What was the end result of this? Now that we know the type of vets and staff we want to work with, we are able to hire people more effectively. We use our culture as a basis for staff evaluations, so that those vets and staff who live up to our culture are more likely to get raises or promotions. We have an excellent record of customer service where complaints from disgruntled clients are rare. A huge benefit is that we have fun at work, laughing a lot and enjoying each others company. I have lost track of the number of times clients have commented on how much fun we have while working. There are no office dramas or crises. We could never say that before.  On a dollar and cents basis we are holding our own during this recession. It has transformed our business in more ways than we can measure.

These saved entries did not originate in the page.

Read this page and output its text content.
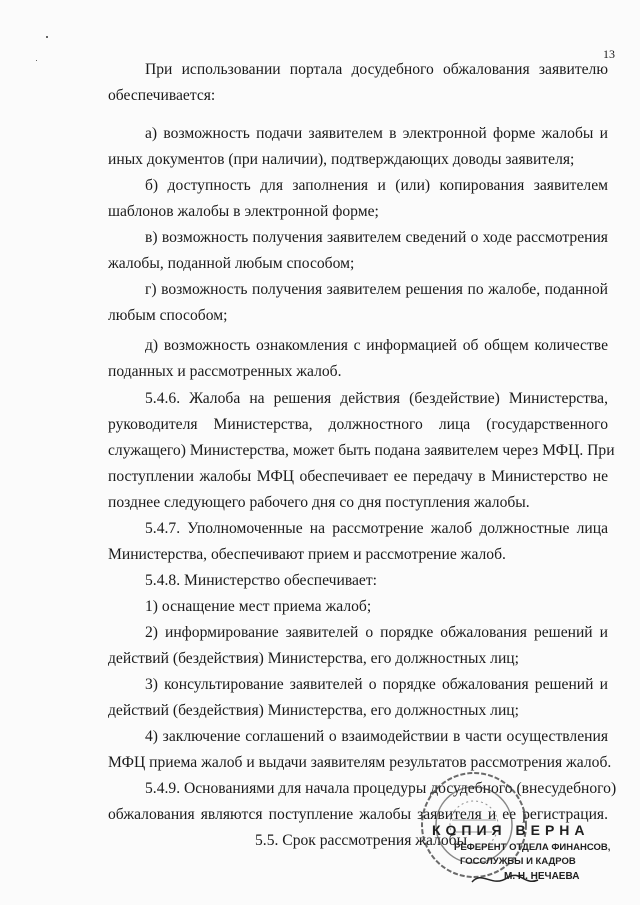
13
При использовании портала досудебного обжалования заявителю
обеспечивается:
а) возможность подачи заявителем в электронной форме жалобы и
иных документов (при наличии), подтверждающих доводы заявителя;
б) доступность для заполнения и (или) копирования заявителем
шаблонов жалобы в электронной форме;
в) возможность получения заявителем сведений о ходе рассмотрения
жалобы, поданной любым способом;
г) возможность получения заявителем решения по жалобе, поданной
любым способом;
д) возможность ознакомления с информацией об общем количестве
поданных и рассмотренных жалоб.
5.4.6. Жалоба на решения действия (бездействие) Министерства,
руководителя Министерства, должностного лица (государственного
служащего) Министерства, может быть подана заявителем через МФЦ. При
поступлении жалобы МФЦ обеспечивает ее передачу в Министерство не
позднее следующего рабочего дня со дня поступления жалобы.
5.4.7. Уполномоченные на рассмотрение жалоб должностные лица
Министерства, обеспечивают прием и рассмотрение жалоб.
5.4.8. Министерство обеспечивает:
1) оснащение мест приема жалоб;
2) информирование заявителей о порядке обжалования решений и
действий (бездействия) Министерства, его должностных лиц;
3) консультирование заявителей о порядке обжалования решений и
действий (бездействия) Министерства, его должностных лиц;
4) заключение соглашений о взаимодействии в части осуществления
МФЦ приема жалоб и выдачи заявителям результатов рассмотрения жалоб.
5.4.9. Основаниями для начала процедуры досудебного (внесудебного)
обжалования являются поступление жалобы заявителя и ее регистрация.
5.5. Срок рассмотрения жалобы
КОПИЯ ВЕРНА
РЕФЕРЕНТ ОТДЕЛА ФИНАНСОВ,
ГОССЛУЖБЫ И КАДРОВ
М. Н. НЕЧАЕВА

How can your business evaluate and determine your culture? Here are 5 easy steps.

  1. Practice owners write down their ideal culture. An example would be a workplace where staff work together in a positive and cohesive environment.
  2. Quiz vets and staff to determine what the culture currently is so areas of shortcoming can be identified and targeted for improvement. A comment on work environment that mentions mini soap operas would reflect that the desired cultural traits need to be adjusted.
  3. Create a culture document and explain to all vets and staff that this is the desired culture for the business. Practice owners then have to live and breathe the culture as they set the example
  4. Make staff compensation and HR decisions based in part on positive culture activities.
  5. Measure internal and external client service metrics to evaluate the success of your new culture. Are you getting less complaints, are fewer staff quitting, have you noticed increased business?

Your veterinary practice has a culture. Is it one that you have created and control or is it one that controls your practice.

Have you done anything in your vet practice to actively influence your culture? Please let us know in the comment section below or on our Facebook Page.

  1. Hi Dr. Pownell,

    Interesting post!

    I do feel that there is a balance to be struck – which you mention comes down to culture. I’ve see practices that are very staff centric and they can be horrible places for clients. And, of course, I have also seen the reverse.

    It is getting the balancein the culture that is key.

    Mike Falconer

    1. Thanks for your moment Mike. I agree, like most things in life, balance is key. I found the thought of a staff centric organization that is not good for clients interesting. I guess the difference with us is that the ultimate goal of client service is first and foremost. We are just aware that happier staff with a purpose of client service will do a better job than a disengaged staff.